Appoggio il bicchiere consapevole che si arrabbieranno tutti.
Lei, appoggiata allo
stipite della cucina con le braccia conserte, è seccata.
“Si, se non avesse
perso la testa e avesse attaccato Serge, rimediando un bel
manrovescio.” John
prende del ghiaccio secco e me lo porta.
“Mettilo sulla guancia, razza di stupido.”
Sbuffo,
non fanno altro che insultarmi. “Finitela di
offendermi, me l’avete detto diverse volte che sono
stupido.” Hanno
ragione, prendo il ghiaccio e lo tengo
sul viso. Serge ha le mani pesanti e mi ha lasciato il segno. Li supero
e vado
a sedermi sulla poltrona.
Anthea
guarda John e parte con una domanda secca.
“Com’è che
l’ho lasciato sereno e ha perso le staffe? Watson
è successo qualcosa? Perché
lui non vuole dire niente.”
Mi indica
con la mano mentre cerco di stare tranquillo, ma serve a poco.
John
tentenna, perché è coinvolto Sherlock, lo
scongiuro
avvilito. “Sta
zitto Watson, se lo viene
a sapere papà le cose peggioreranno.
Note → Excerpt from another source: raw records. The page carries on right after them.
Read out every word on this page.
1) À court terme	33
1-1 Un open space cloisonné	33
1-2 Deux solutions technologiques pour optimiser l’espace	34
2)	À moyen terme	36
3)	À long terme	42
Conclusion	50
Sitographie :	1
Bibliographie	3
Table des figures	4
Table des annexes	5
Non voglio mettermi tra
loro.” Ci
pensa un po', poi capisce che non ho preso
bene la discussione con Sherlock e le dice la verità, mentre
io lo guardo
feroce.
Anthea
ascolta attenta e annuisce, si fa un’idea del
perché
ho perso la testa. “John,
lasciamo
stare, meglio che per adesso Mycroft
non
sappia nulla. So
come guidare l’irruenza
di Sherrinford che ha preso una brutta piega.”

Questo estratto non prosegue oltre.